My post about the ACA Cruising Canoe, sans rudder, elicited a comment and also an email, an unprecedented response for this blog. Both readers pointed out that there exists in the UK, a small sailing craft copied after a local wild fowl gunning punt, that is raced with no rudder, just a paddle, and even more surprising, no daggerboard either. Truth be told, I had stumbled across the Dylan Winter video on the West Mersea Duck Punt and already had it penciled in as one of my classes for my "Look Ma, No Rudder" series. Plus, Paul Mullings, pointed me to their website and some more digging on the Internet fleshed out more of the West Mersea Punt story.

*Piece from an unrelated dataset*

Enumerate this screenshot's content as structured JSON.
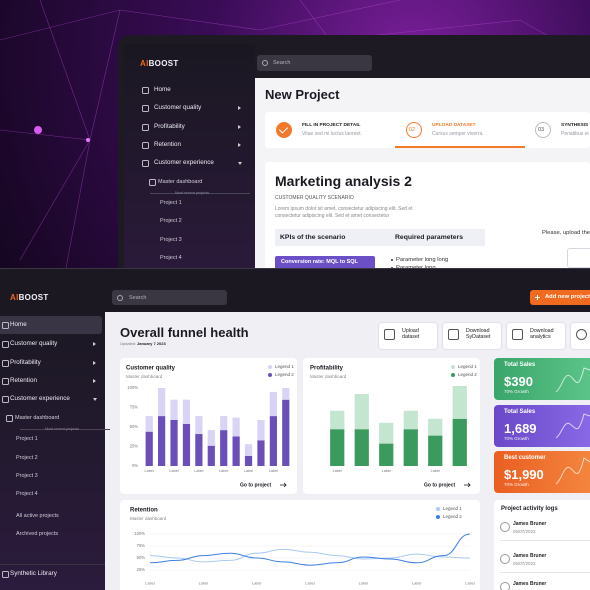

The West Mersea Duck Punt is, what we call in the U.S, a flat bottom skiff. Being a craft designed to sneak up on wild fowl, it has very low freeboard and narrow beam. A local boatbuilder took the traditional design and converted it to 12mm plywood. He sells the plywood shell to homebuilders to finish off. The rig looks to be an Optimist sprit rig. The steering paddle is plopped into an oarlock on the leeward side and, like the ACA Cruising Canoe, the steering position forces the skipper to recline about in the middle of the punt. According to Dylan Winter, lateral resistance depends on heeling the punt to get the chine into the water. It must be very interesting to watch the fleet race, particularly since most racing takes place in the winter and, as far as I can see, they have no buoyancy for self rescue. Some of the paddling techniques on the turns are identical to the ACA Cruising Canoe but I'm sure there are some other racing techniques unique to the West Mersea Duck Punt.
According to the website, they have 20 and growing certified crazies that have put one of these craft together. My type of crazy.
Dylan Winters, the great sailing/travelogue videographer, documents his Duck Punt build over here.
And a video on light air Duck Punt Racing;
We also have in the U.S, the Barnegat Bay Sneakbox and the Delaware Ducker, two other gunning craft that evolved to become some very smart sailing dinghies.